When I decided to work from home, I figured my new life would be manly. No boss controlling my time. Self-motivation. Utter freedom. I would be a man of intrigue; no one would ever be sure where I was. There would be midafternoon workouts, midafternoon drinking, midafternoon sex, midafternoon leaving right after sex because I really have to go do some work now. I would work from mountaintops, South American beaches, sailboats, European capitals and—were it not, in my particular situation, technically an office—the Playboy Mansion.
Instead, I am in a small room in my house, wearing sweatpants, a T-shirt and the underwear I slept in, which is the underwear I wore yesterday, which if I don’t shower soon will be the underwear I wear tomorrow. I have examined the contents of my refrigerator 10 times. I have watched a fair amount of porn. Although I have not smoked any marijuana, it’s unclear how my day would be remotely different if I had.
Working from home is plenty masculine if you live in a log cabin and are a lumberjack. That’s because you’re not working from home, you’re working from outdoors. But I’m actually working from home. From the place with the washing machine, dishwasher and vacuum cleaner, all of which I sometimes use in between work calls. And sometimes during calls. Which doesn’t sound professional to the person on the other end of the line. For the 15 years I worked in an office, my home was capable of taking care of itself for eight hours a day. Now I find it constantly needs repairs and cleaning. Meals need to be prepped, groceries bought, Amazon shopped at. It turns out that if you’re allowed to do whatever you want with your time, you will do very lame things.
Offices are full of metal and partitions and machines that print or scan or vend. My house is full of pillows and beds and glass animals that I collected as a child and my parents mailed to me a few years ago. The point is: There is no way I would have put those glass animals on a shelf in my office, because other people might have seen them.
But the problem isn’t just that my surroundings have domesticated me. It’s that other people want to domesticate me. I thought that being home all day meant my friends would invite me to baseball day games or to play tennis or to drive to Vegas. If they needed my help, I figured they’d think of me as Bruce Wayne, available for crime-fighting adventures. Instead they think of me as Alfred. People need to be picked up from airports, and because I work from home, I am in the privileged position of being able to rearrange my schedule to do it. I can wait around for the cable guy and electrician. I can pick up and drop off things before the stores close. I am pretty sure that soon a friend is going to ask me to go to his kid’s parent-teacher conference for him.
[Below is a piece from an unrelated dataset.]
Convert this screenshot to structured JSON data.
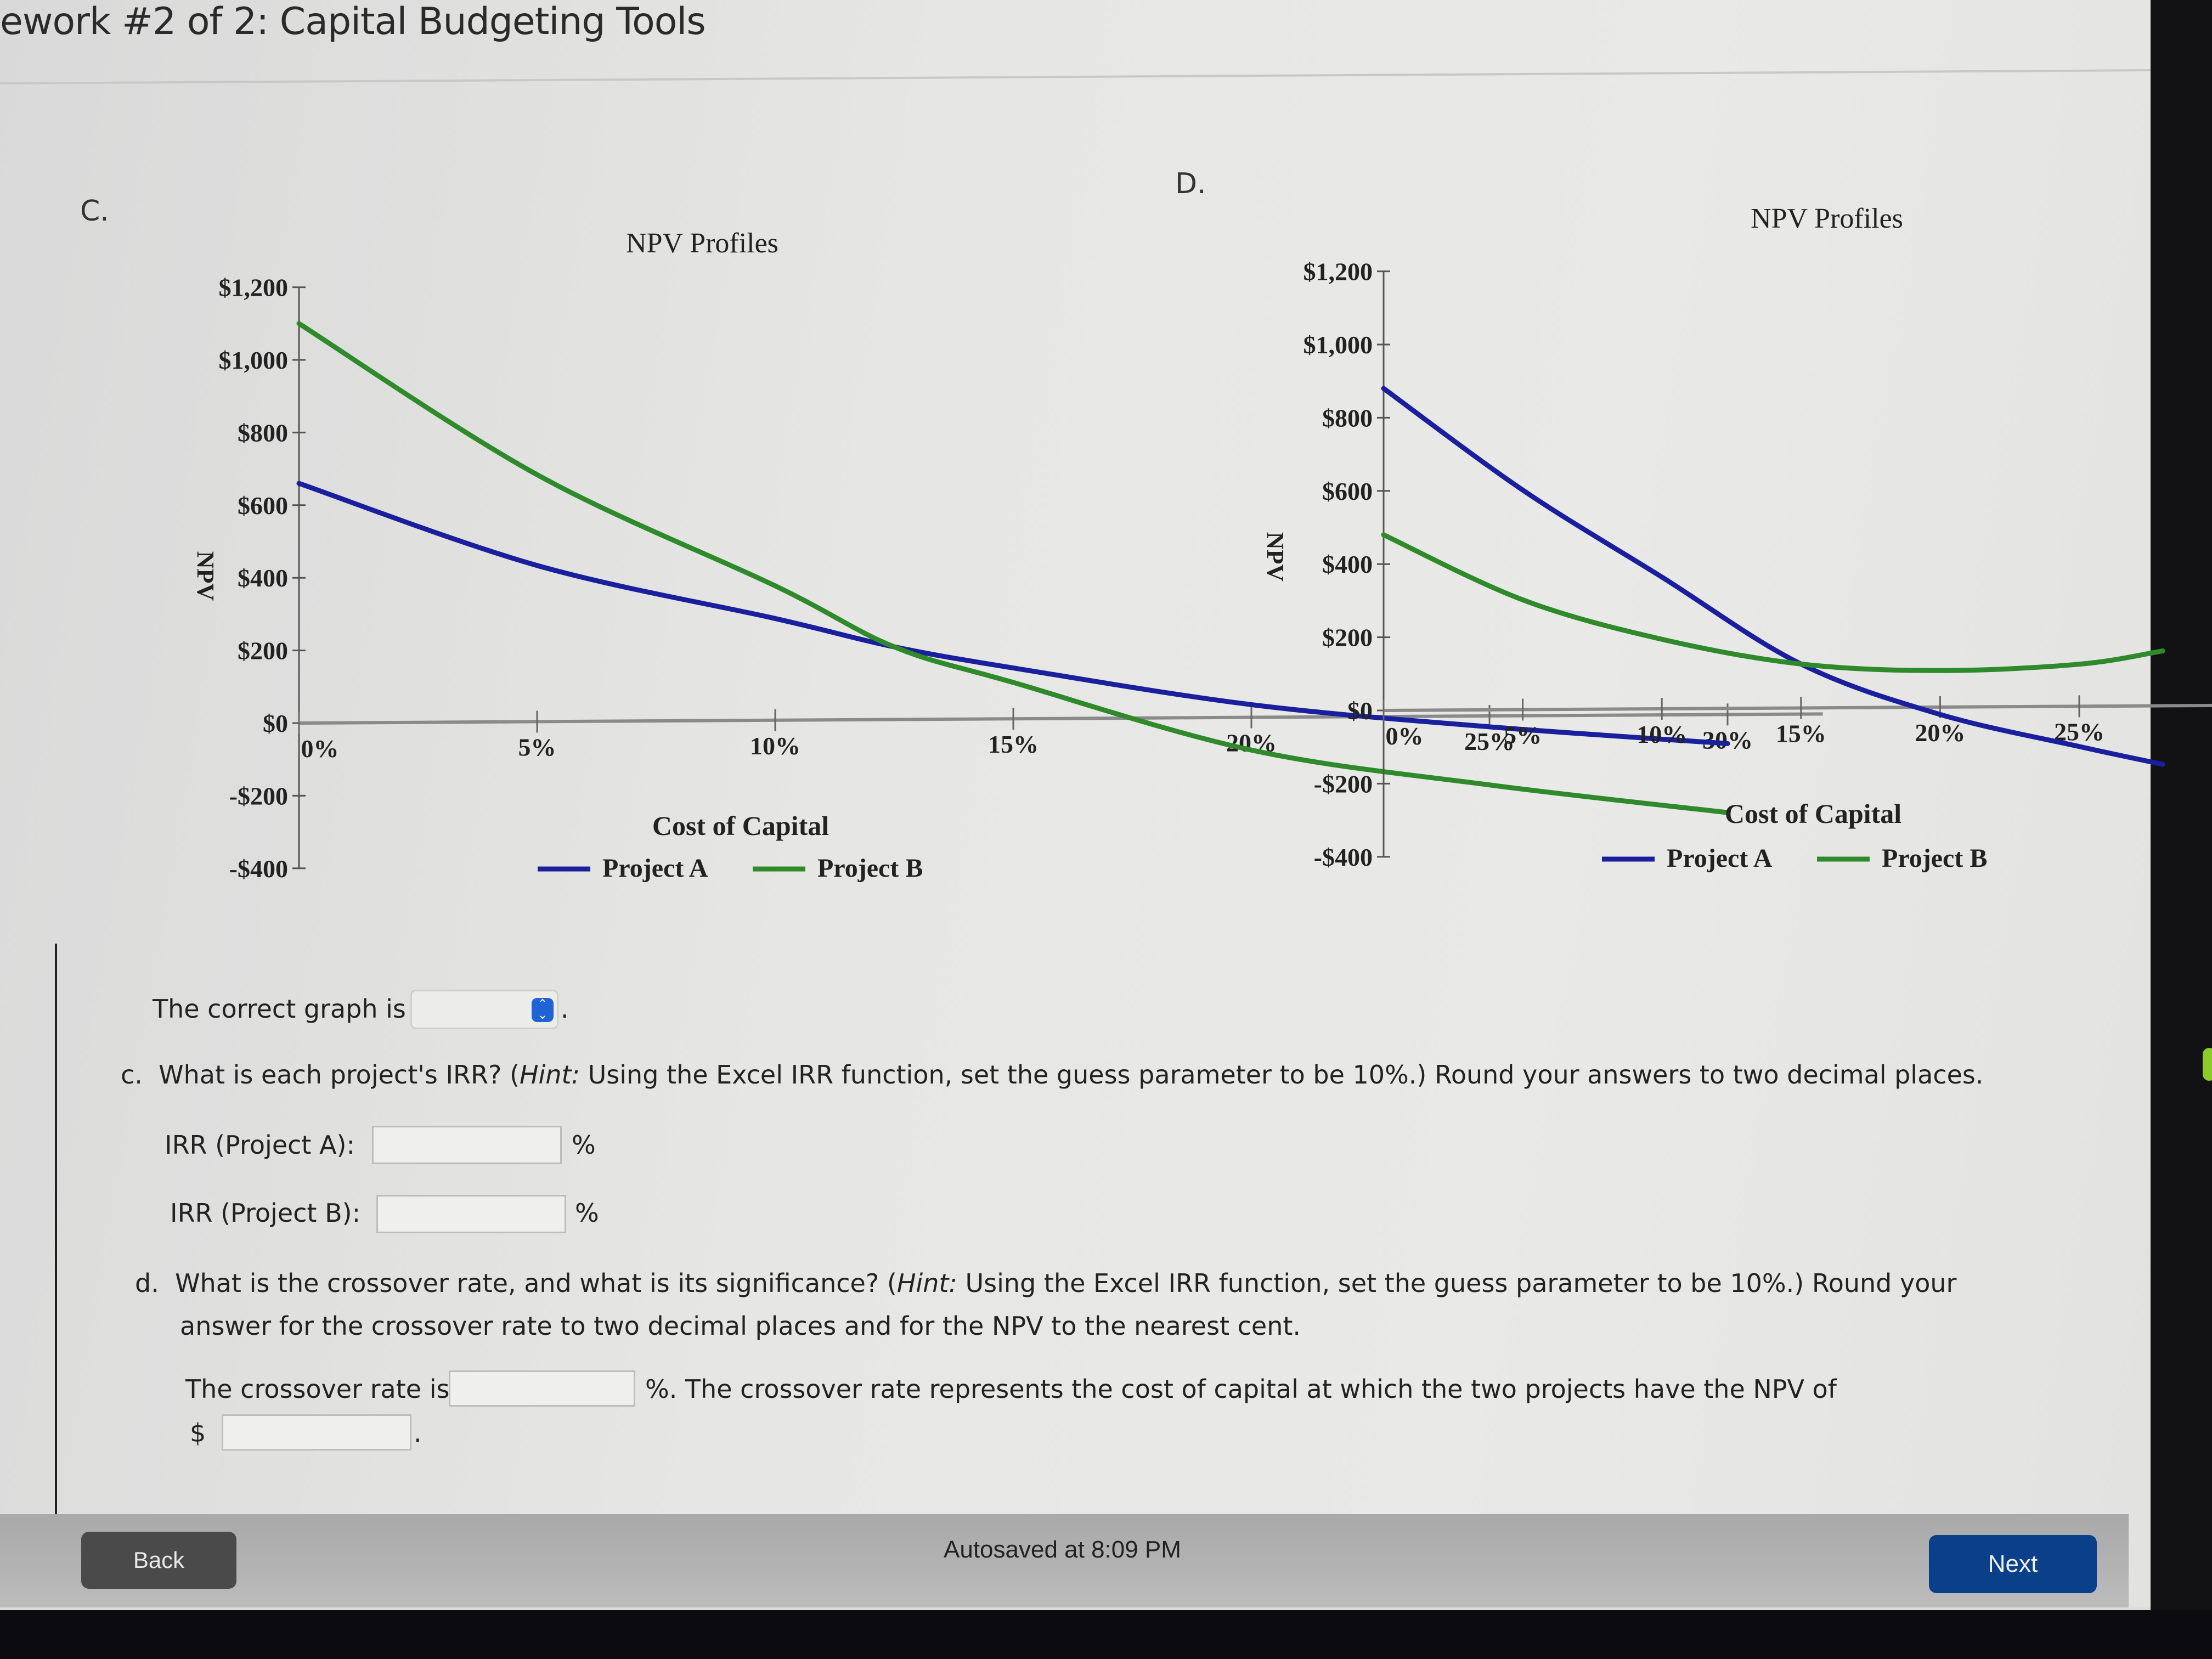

I feel myself becoming a put-upon 1950s housewife, eager to hear my friends’ lame office stories. No, I don’t miss sitting in meetings where the boss talks about himself while I pretend to be amused. I don’t miss co-workers stopping by my office to tell me their boyfriend problems. I don’t miss people asking me to donate to their kids’ school fund-raisers. But I do miss having women in the office to flirt with. I have no office wife. No crush on the woman on the fourth floor with the tattoo on the back of her neck. I am forced to seek out that ego boost by flirting with baristas at cafés, which is the most pathetic kind of flirting, other than stripper flirting.
In fact, just being in a coffee shop is emasculating. The floors are puddled with testosterone dripped by men “working” on “projects” they “haven’t been paid for.” I don’t have an office, so I often ask people to meet me at a coffee shop, which is the equivalent of saying, “Let’s meet up at the unemployment office.” There is no way to end a meeting at a coffee shop, since saying “I really have to go to work now” and then continuing to sit there is utterly unconvincing.
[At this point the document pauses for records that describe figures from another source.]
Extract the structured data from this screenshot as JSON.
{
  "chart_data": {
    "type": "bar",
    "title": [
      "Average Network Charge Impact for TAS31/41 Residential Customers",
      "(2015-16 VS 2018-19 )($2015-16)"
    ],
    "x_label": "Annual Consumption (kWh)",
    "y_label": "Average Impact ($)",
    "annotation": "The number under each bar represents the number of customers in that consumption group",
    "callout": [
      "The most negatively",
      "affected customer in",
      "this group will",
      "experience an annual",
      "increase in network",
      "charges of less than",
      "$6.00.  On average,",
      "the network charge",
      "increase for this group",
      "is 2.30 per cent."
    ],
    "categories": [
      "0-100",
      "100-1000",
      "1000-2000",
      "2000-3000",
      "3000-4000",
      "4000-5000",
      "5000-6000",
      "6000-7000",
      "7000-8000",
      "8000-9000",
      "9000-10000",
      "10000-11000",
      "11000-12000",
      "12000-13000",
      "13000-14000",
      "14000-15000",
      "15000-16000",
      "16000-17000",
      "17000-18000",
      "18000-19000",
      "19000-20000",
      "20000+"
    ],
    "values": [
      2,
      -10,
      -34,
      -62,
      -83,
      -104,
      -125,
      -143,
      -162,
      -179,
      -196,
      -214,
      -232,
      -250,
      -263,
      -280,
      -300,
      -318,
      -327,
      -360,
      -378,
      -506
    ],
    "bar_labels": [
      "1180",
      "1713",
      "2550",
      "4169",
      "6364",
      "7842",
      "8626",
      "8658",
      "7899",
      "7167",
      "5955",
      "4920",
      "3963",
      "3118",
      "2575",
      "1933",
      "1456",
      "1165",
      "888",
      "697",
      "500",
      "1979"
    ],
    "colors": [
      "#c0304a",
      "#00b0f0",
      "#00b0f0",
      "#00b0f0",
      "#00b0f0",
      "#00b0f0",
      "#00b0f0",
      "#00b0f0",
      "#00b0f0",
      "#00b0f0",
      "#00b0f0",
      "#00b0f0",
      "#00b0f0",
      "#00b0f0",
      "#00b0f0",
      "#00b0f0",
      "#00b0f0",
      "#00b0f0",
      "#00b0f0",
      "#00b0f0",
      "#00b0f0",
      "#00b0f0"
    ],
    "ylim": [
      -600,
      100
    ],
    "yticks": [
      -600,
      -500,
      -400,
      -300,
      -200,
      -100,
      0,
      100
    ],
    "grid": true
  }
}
It turns out you need annoying co-workers and unreasonable bosses to complain about, because otherwise you turn soft. Everyone is nice to me all day, because the only people I see are people I’m buying stuff from. Complaining may not sound manly, but it turns out that complaining is just a socially acceptable way of saying how much better you are than everyone else. Plus, without that guy who comes by with those confusing rows and boxes and demands $5, I know nothing about sports. For all I know, the rows are crushing the boxes, or the boxes have been suspended for bullying their own box teammates in the box locker room.
So I work in my backyard, typing and listening to music that’s way too loud. I feel soft. No one ever circumnavigated anything from home; no one ever railroad-baroned from home; no one ever defeated the Spanish Armada from home. No one ever homesteaded from home. But then I think about the many great work-from-home heroes—not just William Faulkner and Ernest Hemingway but Thomas Edison and Steve Jobs and every single one of the U.S. presidents. Although somehow Obama always looks like he’s showered.